"Г.Грин. Десятый" - читать интересную книгу автора

сооружение в виде Эйфелевой башни. Шнур был пропущен через шахту лифта, а
лампочка ввинчена на последнем этаже. Может быть, других светильников нельзя
было достать в военном Париже, но не исключено, - кто знает? - что это и
было то самое изделие.
Трехсот франков в Париже надолго хватить не могло. Шарло сходил еще по
одному объявлению, но там потребовали документы. Тюремные бумаги хозяина не
устраивали.
- Таких за сотню франков можно купить хоть целую пачку, - сказал он и
отмахнулся от сложных немецких измерений. - Не мое дело - обмерять вам
голову и щупать шишки. Ступайте в ратушу и выправьте себе документы, -
посоветовал он. - Вроде вы парень толковый. Я оставлю место за вами до
завтрашнего обеда.
Но Шарло к нему не вернулся.
Полтора суток он ничего не ел, если не считать двух маленьких булочек.
Круг замкнулся, он снова пришел к тому, с чего начал. В лучах вечернего
солнца он бессильно привалился к какой-то стене, и ему даже почудилось
тиканье старого брегета в жилетном кармане мэра. Столько пройдено, столько
преодолено, и вот он снова у стены в конце гравийной дороги, и дальше пути
нет. Приходится умирать, а ведь вполне можно было бы умереть при своих и
никому не морочить голову. Он побрел в направлении Сены.
Между тем тиканье прекратилось, вместо него теперь, куда он ни
сворачивал, раздавалось какое-то шарканье с пристуком. Он слышал его, как
раньше слышал тиканье брегета. И понимал, что то и другое, вероятно,
галлюцинация. В конце длинной безлюдной улицы поблескивала река. Он
почувствовал, что задыхается, опять прислонился к стене и свесил голову,
потому что река слепила глаза. Он стоял у писсуара. Шарканье с пристуком
нагнало его и смолкло за спиной. Ну и что? Так же смолкли раньше часы. Не
станет он обращать внимание на галлюцинации.
- Пидо, - позвал чей-то голос. - Пидо.
Он поднял голову, посмотрел вокруг - никого.
- Ведь вы Пидо, верно? - настаивал голос.

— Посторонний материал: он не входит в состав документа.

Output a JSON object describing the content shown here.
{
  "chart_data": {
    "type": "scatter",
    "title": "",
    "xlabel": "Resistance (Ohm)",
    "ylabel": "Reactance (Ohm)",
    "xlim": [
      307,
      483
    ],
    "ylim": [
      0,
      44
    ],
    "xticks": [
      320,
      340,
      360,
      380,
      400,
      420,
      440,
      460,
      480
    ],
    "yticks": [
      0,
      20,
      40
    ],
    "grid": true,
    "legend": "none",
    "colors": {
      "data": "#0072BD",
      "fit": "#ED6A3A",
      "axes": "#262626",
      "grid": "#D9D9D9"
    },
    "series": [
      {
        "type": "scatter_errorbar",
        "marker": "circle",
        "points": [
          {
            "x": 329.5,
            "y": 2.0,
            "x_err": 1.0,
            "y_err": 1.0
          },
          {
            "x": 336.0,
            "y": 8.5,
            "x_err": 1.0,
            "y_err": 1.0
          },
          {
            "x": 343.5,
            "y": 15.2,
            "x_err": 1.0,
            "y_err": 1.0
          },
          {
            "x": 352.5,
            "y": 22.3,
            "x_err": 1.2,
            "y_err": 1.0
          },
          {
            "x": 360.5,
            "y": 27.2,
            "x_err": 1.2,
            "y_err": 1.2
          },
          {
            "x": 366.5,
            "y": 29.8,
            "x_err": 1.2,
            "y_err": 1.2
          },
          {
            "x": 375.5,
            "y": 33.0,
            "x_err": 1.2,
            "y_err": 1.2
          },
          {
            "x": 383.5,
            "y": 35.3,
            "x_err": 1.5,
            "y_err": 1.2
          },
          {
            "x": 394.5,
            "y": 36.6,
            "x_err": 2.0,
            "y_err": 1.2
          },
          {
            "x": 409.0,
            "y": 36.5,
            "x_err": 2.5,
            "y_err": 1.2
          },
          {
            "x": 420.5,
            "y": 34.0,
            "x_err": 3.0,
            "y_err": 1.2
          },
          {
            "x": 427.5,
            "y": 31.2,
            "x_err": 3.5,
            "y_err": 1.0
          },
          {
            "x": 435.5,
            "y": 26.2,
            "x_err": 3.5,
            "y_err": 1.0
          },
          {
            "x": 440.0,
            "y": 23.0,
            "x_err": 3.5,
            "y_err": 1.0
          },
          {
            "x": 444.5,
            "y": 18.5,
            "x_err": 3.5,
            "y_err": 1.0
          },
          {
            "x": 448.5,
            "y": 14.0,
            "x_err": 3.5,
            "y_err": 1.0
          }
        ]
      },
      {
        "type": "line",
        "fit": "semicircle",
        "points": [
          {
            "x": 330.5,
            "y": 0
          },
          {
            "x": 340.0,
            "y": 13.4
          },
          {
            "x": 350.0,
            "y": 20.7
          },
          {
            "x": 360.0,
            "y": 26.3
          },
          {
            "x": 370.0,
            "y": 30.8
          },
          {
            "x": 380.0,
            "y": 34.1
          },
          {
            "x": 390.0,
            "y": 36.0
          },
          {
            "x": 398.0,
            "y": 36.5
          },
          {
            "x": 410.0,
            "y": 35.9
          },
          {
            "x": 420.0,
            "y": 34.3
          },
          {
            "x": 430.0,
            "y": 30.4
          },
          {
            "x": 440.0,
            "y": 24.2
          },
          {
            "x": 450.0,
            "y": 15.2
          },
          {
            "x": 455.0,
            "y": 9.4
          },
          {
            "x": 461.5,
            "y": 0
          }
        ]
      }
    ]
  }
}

- Где вы? - спросил Шарло.
- Здесь, где же мне быть! - Голос замолчал, потом произнес чуть не в
самое ухо, как внутренний голос совести: - У вас скверный вид. Хуже некуда.
Я вас с трудом узнал. Скажите, кто-нибудь придет?
- Нет.
В детстве в лесу под Бринаком верилось, что из куста, из высокого
соцветия, из-под древесных корней вот-вот раздастся голос, но в городе,
достигнув смертного срока, уже не уверуешь в говорящие булыжники мостовой.
Он опять спросил:
- Где вы? - и тут же подивился собственной тупости: из-под зеленой
загородки писсуара видны были ноги - черные, в полосочку брючины юриста, или
врача, или даже депутата и давно не чищенные ботинки.
- Я - мсье Каросс, Пидо.
- Да?
- Вот ведь как получается. Меня не поняли.
- Да.
- А что мне было делать? В конце-то концов, жизнь нельзя остановить. Я
вел себя исключительно корректно и держался на расстоянии. Уж кому и знать,
как не вам, мой бедный Пидо. Против вас, наверное, тоже выдвинуты обвинения?